The sequel begins where the first book left off, when I returned to New York after seven years as an actress in England. I’d given up the acting life and was resolved to learn secretarial skills and have a regular job. In the late seventies, even with the low pay of secretary-receptionist I could afford my own three-room apartment in mid-town Manhattan. Less than two hundred dollars a month it was, and New York still resembled the city I had grown up in. But that’s all by-the-by.
Perhaps there is some truth to the saying that in order to find yourself, you have to keep losing yourself. Because to begin to “draw the way home,” I would have to leave Manhattan and move to Brooklyn where I didn’t know anyone and the terrain was so completely different it might as well have been a foreign country. Isolation and loneliness may not sound appealing, but it was being thrown back on myself that allowed for those stepping stones of painted canvases to come into being.

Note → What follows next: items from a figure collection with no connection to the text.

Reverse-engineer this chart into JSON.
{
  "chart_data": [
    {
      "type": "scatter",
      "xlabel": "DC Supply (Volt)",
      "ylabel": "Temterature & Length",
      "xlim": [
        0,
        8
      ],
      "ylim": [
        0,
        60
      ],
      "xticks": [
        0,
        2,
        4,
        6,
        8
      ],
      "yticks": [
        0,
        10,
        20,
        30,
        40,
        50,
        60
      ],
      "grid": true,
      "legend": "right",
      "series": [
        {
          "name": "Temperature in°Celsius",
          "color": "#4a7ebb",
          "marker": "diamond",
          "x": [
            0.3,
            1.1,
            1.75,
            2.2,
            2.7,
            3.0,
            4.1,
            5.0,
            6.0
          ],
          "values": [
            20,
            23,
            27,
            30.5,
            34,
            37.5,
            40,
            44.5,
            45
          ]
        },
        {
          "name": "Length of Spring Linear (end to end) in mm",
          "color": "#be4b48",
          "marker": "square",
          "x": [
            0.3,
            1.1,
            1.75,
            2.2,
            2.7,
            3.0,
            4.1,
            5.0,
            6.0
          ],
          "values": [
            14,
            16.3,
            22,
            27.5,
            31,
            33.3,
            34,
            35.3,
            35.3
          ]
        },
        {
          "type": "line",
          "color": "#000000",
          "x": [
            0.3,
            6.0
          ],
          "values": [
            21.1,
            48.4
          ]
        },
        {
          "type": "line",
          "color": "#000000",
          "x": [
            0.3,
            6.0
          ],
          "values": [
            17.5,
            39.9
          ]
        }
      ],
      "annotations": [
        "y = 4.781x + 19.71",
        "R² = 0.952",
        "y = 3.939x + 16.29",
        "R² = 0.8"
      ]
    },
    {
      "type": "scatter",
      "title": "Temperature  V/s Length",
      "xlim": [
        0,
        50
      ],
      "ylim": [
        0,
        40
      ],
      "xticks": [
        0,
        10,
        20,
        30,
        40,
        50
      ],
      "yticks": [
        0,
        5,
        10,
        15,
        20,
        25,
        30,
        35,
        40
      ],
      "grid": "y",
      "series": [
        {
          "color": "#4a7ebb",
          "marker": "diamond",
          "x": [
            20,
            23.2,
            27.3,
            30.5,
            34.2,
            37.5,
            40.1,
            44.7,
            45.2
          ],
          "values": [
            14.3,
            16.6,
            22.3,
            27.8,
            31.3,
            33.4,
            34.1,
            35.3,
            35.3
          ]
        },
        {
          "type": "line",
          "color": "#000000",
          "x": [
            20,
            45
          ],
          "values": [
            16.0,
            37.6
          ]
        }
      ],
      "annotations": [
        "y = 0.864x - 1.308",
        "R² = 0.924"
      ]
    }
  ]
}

It was a journey down, not across, and when I reached the bottom it wasn’t drawing or painting that would take me up again. It was writing. I had to put down the brush and pick up the pen. And learn to write about what I had drawn. For I had gone to the depths of my subconscious, and only more consciousness would bring me back. The kind of consciousness that for me could only come from writing down the specifics of thoughts and feelings, and what led up to them. And what happened afterwards. The truth as I experienced it then.
Art allowed me to enter into those non-linear, non-rational states of consciousness to explore the unseen worlds of my imagination. Then ‘people’ looked at what I had done and had their own thoughts and interpretations, their own likes and dislikes, which is fine and to be expected. But for me, writing the story behind the pictures, what caused this one to come into being and why I painted that one, was to take charge of my interior life in an entirely different way. And to own it.
Life can strip you of everything. What it cannot do is take away your inner being. For that is yours and yours alone.